I must begin by explaining my ideas as to the proper method to be pursued in instructing these unfortunates. I try, in the first place, to put myself in the place of a person deaf, blind, and dumb; and then ask myself, "What do I know, what can I know, in such a state?" In my first course of instruction, therefore, I make it a rule never to give the word until certain that the thing which that word expresses has been clearly understood. In the case of Anna there was an additional difficulty. Not only had she no' preconceived idea of the use or nature of a word, but her blindness prevented her seeing the connection between it and the substance it was intended to represent. Nor would it be sufficient for her full instruction that she should learn by the touch to distinguish one word from another; she would also require to be taught the elements of which words were themselves composed. If I began by giving her words alone, she would never have learned to distinguish letters. If, on the other hand, I commenced with letters, without attaching any especial idea to them, she would have been disgusted, and have left off at the second lesson. A letter, in fact, would have been nothing but a letter to her; for there would be no means of making her comprehend that it was but the first step toward the knowledge I was desirous of imparting. I resolved, therefore, neither to try letters by themselves nor whole words in the first lesson which I gave her. It was in the Flemish language, of course; but the method I pursued would be equally applicable to any other.

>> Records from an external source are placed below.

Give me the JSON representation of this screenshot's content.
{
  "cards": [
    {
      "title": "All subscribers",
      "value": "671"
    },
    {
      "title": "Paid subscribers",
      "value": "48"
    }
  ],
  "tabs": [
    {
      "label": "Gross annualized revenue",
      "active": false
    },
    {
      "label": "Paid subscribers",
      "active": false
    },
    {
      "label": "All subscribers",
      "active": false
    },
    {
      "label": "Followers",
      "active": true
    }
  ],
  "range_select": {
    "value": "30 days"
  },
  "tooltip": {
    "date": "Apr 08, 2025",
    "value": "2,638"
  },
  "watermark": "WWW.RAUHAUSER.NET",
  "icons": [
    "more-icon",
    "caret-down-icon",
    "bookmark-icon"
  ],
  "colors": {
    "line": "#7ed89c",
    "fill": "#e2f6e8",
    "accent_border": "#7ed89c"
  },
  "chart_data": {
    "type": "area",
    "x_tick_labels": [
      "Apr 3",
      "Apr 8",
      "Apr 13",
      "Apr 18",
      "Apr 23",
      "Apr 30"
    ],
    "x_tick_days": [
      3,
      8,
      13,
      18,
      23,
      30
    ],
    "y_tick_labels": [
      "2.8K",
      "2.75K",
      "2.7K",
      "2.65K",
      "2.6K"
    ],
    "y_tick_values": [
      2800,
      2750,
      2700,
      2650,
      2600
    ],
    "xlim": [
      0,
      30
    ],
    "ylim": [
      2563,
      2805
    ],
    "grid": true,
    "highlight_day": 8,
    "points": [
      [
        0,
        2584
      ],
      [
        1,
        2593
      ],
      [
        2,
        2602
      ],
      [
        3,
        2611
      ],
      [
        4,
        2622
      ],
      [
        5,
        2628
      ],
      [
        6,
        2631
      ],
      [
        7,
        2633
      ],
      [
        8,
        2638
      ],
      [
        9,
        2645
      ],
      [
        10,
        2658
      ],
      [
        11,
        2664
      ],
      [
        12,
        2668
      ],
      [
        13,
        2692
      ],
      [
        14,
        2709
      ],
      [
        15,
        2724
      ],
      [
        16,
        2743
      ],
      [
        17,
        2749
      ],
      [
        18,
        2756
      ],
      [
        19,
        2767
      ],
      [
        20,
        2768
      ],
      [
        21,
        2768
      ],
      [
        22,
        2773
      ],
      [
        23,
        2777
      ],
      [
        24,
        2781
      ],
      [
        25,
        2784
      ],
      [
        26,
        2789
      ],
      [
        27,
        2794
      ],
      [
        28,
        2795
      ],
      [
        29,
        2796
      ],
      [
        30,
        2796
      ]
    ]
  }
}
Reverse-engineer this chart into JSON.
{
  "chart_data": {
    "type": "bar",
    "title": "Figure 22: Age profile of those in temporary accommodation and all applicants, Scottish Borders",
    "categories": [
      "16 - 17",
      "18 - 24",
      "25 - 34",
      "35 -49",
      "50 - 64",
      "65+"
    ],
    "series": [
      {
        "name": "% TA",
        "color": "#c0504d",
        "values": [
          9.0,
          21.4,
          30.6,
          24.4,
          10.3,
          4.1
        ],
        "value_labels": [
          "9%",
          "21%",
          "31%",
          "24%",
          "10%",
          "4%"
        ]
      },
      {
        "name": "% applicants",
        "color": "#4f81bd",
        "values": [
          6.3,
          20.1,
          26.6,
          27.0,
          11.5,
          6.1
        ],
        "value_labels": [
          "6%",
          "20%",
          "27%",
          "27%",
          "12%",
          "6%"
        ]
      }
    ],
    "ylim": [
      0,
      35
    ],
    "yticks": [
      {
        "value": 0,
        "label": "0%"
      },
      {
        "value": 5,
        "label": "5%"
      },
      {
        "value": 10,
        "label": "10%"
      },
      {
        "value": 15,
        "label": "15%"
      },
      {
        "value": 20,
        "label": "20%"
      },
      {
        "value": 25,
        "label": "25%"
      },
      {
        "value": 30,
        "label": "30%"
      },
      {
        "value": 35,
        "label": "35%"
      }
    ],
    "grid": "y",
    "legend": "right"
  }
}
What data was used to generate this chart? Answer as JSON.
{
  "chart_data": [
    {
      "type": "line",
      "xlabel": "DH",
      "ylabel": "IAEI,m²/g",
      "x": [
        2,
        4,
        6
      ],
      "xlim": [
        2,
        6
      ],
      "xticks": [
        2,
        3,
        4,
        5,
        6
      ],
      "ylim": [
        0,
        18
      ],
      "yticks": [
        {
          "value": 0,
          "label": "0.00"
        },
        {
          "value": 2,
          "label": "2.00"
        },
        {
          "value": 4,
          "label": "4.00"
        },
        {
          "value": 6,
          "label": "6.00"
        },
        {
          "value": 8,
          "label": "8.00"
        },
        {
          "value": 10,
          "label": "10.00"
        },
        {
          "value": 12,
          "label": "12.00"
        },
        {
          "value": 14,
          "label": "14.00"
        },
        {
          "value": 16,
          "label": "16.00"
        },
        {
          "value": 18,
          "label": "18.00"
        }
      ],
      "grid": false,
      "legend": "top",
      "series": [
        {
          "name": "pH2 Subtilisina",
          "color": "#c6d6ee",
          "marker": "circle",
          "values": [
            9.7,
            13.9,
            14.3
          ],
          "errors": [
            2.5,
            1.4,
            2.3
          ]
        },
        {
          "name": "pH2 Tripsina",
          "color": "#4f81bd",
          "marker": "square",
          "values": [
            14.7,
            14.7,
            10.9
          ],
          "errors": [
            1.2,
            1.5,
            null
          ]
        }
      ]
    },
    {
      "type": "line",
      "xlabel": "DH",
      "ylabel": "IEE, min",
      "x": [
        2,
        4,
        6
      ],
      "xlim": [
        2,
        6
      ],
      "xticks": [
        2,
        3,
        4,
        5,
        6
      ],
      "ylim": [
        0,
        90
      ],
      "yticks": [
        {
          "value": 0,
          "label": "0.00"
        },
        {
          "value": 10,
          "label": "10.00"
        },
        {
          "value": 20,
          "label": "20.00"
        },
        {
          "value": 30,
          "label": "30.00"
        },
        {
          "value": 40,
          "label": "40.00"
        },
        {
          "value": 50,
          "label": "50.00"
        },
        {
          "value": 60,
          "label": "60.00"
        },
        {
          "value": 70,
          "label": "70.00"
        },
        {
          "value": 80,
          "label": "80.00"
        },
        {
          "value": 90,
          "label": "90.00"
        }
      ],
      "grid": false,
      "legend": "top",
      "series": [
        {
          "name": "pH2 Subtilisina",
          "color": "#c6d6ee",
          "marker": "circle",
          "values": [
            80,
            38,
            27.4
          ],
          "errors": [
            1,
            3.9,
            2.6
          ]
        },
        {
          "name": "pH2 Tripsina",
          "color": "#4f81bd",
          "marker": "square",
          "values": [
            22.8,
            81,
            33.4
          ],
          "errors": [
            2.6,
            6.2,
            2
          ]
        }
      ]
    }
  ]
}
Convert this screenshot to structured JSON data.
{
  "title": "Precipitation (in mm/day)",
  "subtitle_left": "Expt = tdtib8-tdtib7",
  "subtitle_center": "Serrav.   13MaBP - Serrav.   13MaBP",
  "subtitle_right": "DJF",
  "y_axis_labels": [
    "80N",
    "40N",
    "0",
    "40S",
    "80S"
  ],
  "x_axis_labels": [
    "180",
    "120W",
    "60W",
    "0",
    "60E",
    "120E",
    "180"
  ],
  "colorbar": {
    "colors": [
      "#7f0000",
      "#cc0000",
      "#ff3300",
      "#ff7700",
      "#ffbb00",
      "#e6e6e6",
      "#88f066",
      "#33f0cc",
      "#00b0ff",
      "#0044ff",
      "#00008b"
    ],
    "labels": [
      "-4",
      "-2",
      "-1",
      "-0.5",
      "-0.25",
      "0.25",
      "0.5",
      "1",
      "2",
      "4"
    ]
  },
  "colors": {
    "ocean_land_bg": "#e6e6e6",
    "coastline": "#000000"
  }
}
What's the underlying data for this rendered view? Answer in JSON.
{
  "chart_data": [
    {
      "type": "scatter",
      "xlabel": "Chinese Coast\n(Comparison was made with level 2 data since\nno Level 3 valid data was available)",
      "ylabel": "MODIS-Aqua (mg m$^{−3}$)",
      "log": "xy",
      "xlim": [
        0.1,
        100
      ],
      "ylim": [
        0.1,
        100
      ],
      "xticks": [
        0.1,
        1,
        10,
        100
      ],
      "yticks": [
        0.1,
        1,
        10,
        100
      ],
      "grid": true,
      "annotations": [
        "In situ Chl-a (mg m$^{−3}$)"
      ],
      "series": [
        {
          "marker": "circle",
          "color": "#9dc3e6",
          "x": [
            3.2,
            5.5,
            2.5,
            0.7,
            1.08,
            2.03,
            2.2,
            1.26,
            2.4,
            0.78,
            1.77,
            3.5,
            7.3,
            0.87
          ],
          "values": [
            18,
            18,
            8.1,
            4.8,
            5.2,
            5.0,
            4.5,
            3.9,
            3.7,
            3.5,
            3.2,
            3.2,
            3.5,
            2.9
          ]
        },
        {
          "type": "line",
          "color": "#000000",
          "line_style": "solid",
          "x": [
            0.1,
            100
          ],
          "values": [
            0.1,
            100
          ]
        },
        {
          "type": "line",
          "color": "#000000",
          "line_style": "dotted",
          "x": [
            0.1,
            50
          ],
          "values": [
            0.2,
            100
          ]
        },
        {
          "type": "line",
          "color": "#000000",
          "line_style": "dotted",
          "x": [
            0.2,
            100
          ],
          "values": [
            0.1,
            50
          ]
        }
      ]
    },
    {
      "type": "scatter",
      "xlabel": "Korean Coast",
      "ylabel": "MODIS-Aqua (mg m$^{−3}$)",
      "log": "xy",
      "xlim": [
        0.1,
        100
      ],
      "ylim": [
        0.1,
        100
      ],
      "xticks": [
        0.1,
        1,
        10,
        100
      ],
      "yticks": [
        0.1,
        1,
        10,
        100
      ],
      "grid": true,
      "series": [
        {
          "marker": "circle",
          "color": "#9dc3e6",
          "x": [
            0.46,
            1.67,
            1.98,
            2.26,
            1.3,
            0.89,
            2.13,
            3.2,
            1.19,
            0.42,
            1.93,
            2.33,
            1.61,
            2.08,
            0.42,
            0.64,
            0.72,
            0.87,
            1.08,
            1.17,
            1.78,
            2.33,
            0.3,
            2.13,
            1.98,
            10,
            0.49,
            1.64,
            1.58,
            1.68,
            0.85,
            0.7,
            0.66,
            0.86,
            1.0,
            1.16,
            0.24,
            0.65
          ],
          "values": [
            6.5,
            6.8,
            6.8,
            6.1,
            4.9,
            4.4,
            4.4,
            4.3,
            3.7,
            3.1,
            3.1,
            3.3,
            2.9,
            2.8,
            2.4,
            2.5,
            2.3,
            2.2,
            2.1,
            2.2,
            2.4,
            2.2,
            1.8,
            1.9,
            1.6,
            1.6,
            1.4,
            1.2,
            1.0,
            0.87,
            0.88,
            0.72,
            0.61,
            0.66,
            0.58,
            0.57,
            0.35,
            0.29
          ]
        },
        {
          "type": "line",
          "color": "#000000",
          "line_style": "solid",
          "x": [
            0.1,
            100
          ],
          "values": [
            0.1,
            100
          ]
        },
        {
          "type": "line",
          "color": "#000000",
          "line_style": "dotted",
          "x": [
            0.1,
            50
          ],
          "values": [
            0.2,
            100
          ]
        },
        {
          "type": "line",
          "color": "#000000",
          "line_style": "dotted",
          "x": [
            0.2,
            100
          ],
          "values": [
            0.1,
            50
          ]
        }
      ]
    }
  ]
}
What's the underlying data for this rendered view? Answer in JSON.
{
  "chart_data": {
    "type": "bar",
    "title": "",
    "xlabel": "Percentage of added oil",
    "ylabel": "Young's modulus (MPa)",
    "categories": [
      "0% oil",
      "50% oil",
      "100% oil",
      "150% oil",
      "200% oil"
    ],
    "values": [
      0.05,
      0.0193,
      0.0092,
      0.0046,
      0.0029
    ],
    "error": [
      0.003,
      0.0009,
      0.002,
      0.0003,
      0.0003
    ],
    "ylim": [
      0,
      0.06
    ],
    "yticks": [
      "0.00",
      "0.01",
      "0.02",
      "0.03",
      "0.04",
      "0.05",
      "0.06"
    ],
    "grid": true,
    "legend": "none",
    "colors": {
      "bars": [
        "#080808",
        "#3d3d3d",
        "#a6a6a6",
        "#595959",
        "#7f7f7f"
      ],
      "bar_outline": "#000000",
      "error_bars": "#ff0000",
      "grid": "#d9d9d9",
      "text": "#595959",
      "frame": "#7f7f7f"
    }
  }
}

In order to give, at one and the same moment, the double idea of a letter and a word, I chose a letter which had some resemblance to the form I intended it to express, and gave it the significance of an entire word. For [{328}] this purpose I fixed upon the letter O, and made her understand that this letter signified mouth, in fact it is one of the four letters which express the word in Flemish—mond, mouth. Afterward I took a double o(00), which are the first letters in the Flemish, oog, eye. One O, then, signified mouth; two meant eyes. The lesson was easy; she caught it in a moment; and thus, with two words and two ideas attached to them, her dictionary was commenced. It was quite possible, however, that as these letters represented, to a certain extent, the objects of which they were the expression, she might fall into the error of supposing that all letters did the same; and in order to prevent this mistake, I immediately added the letter R to her collection.

This not only became a new acquisition for her dictionary, but, by forming with the two previous letters the Flemish word oor (ear), it became an easy transition between the natural expression dependent on the form, which she had already acquired, and the arbitrary, dependent on the spelling, which it was my object she should acquire. Proceeding on this principle, and always taking care to commence the lesson from a point already known, we lessened the difficulties, and made rapid progress. A cap, an apron, a ribbon, or gown, always interest the sex; and, like any other girl, Anna valued them extremely. I took care likewise often to choose words expressive of anything she liked, especially to eat; and it was by the proper use of these words that she first convinced me how completely she had seized upon the meaning of my lessons. Whenever she was desirous of obtaining any little dainty, she used to point to the word in her collection; and of course it was given to her immediately. Poor child! her joy, when she found she could really make herself understood, was very touching; and her surprise was nearly equal to her joy.